Terwijl ze wachtten haalde Stephen een spel kaarten van de houten plank naast de deur, een paar stompjes kaars en wat zand. Hij maakte de vorm van een vijfhoek op de tafel, legde een paar kaarten omgekeerd neer en verbond ze onderling met een spoor van zand. Hij stak de kaarsen aan en zette ze op vijf plaatsen, even ver van elkaar. Hij voelde de ogen van Ellis in zijn rug boren.
“Dit is de voodoo die ik heb verzonnen om de tijd door te komen. Weir vindt dat interessant. Dan krijgt hij het gevoel dat iemand om hem geeft. Je kunt beter slechte vooruitzichten hebben dan neutrale.”
Ellis zei niets. Hij begreep niets van de relatie tussen die twee mannen. De kapitein uit de tunnel leek altijd op het punt in te storten, terwijl zijn eigen meerdere, Wraysf ord, zo kalm leek dat hij in staat was Weir wreed te behandelen, dat hij van alles kon zeggen zonder dat de ander protesteerde. Weir kwam bevend naar de bunker, voor whisky en geruststelling; hij vertrouwde kennelijk op de koelheid van Wraysford. Toch had Ellis af en toe, ‘s-avonds laat, wel eens de indruk dat die norse vriendschap nog een ander aspect had.
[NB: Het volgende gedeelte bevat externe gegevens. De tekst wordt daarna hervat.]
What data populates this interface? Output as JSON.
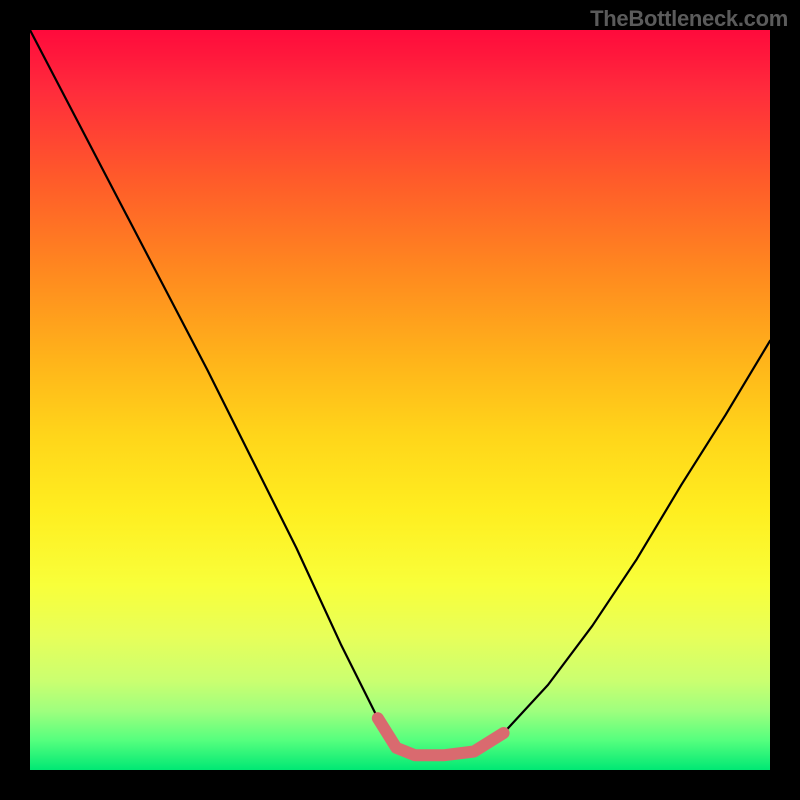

Hij keek naar beneden en zag de ingezonken ogen van Wraysford, zwart in het kaarslicht, en ze leken strak gericht op Weirs nerveuze conversatie; ze waren vastgehaakt aan Weir alsof hij van hem afhankelijk was voor een of andere eigenschap die hij zelf niet had. Het was haast, had Ellis eens gedacht, of hij echt om hem gaf.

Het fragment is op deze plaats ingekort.